The compound was effective at treating schizophrenia symptoms in animals. Pfizer has completed Phase I clinical trials with PF-2545920, which now has entered into Phase II trials. "We hope this compound will help us determine whether PDE10A inhibitors will be effective against schizophrenia," Verhoest said.

Daniel Yohannes, director of drug discovery at Targacept, gave the last presentation, describing compounds that activate the α7 neuronal nicotinic acetylcholine receptor (NNR). Many schizophrenia sufferers smoke, he said, and it has been shown that the exposure to nicotine improves some of their cognitive symptoms. "Researchers are trying to mimic the effects of nicotine for schizophrenia patients in a much safer way," Macor told C&EN.

Targacept's team explored a variety of bicyclic nitrogen-containing compounds called quinuclidines to find a selective α7 NNR activator. They decided to design molecules with some crucial elements for good binding to α7, including a hydrogen-bonding interaction with a leucine residue that modulates signaling and an interaction with the π electron system of a key tryptophan residue. Their clinical candidate, TC-5619, selectively boosts the activity of α7 and helps animals exhibiting cognitive and positive symptoms. Yohannes did not disclose TC-5619's precise stereochemistry but reported, without offering details, that a Phase I clinical trial to assess its safety and dosing has been completed.

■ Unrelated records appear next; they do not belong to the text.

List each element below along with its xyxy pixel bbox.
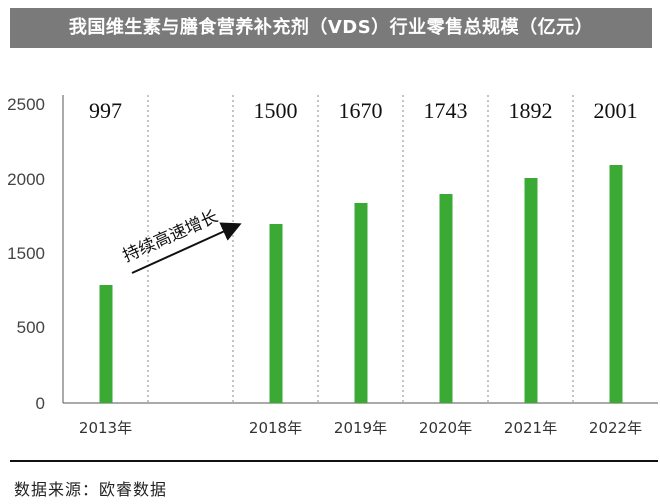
data-label: 1892 bbox=[509, 98, 553, 123]
y-tick-label: 500 bbox=[17, 318, 45, 337]
bar bbox=[99, 285, 113, 403]
bar bbox=[439, 194, 453, 403]
source-note: 数据来源：欧睿数据 bbox=[14, 480, 168, 499]
data-label: 2001 bbox=[594, 98, 638, 123]
bar bbox=[524, 178, 538, 403]
data-label: 1670 bbox=[339, 98, 383, 123]
bar bbox=[354, 203, 368, 403]
growth-annotation: 持续高速增长 bbox=[120, 207, 221, 267]
growth-arrow bbox=[131, 222, 242, 274]
x-tick-label: 2013年 bbox=[79, 419, 132, 437]
x-tick-label: 2019年 bbox=[334, 419, 387, 437]
data-label: 1743 bbox=[424, 98, 468, 123]
bar-chart: 0 500 1500 2000 2500 997 2013年 1500 2018年 1670 201… bbox=[7, 95, 658, 437]
y-tick-label: 2000 bbox=[7, 170, 45, 189]
title-bar: 我国维生素与膳食营养补充剂（VDS）行业零售总规模（亿元） bbox=[10, 8, 652, 48]
y-tick-label: 0 bbox=[36, 394, 45, 413]
x-tick-label: 2022年 bbox=[589, 419, 642, 437]
y-tick-label: 2500 bbox=[7, 95, 45, 114]
data-label: 1500 bbox=[254, 98, 298, 123]
x-tick-label: 2021年 bbox=[504, 419, 557, 437]
x-tick-label: 2018年 bbox=[249, 419, 302, 437]
bottom-divider bbox=[10, 460, 658, 462]
bar bbox=[269, 224, 283, 403]
chart-title: 我国维生素与膳食营养补充剂（VDS）行业零售总规模（亿元） bbox=[68, 17, 594, 38]
x-tick-label: 2020年 bbox=[419, 419, 472, 437]
y-tick-label: 1500 bbox=[7, 244, 45, 263]
bar bbox=[609, 165, 623, 403]
data-label: 997 bbox=[89, 98, 122, 123]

The speakers at the session demonstrated how companies are rapidly shifting to new strategies for treating schizophrenia, Macor told C&EN. "The industry has moved faster than I realized," he said.

But schizophrenia is still largely tackled by treating symptoms because so little is known about what causes the disease. There is considerable room for improvement, NIMH's Heinssen says. "We're still trying to understand the basic mechanisms of schizophrenia, which will hopefully lead to more effective treatments that target core features of the illness," he adds.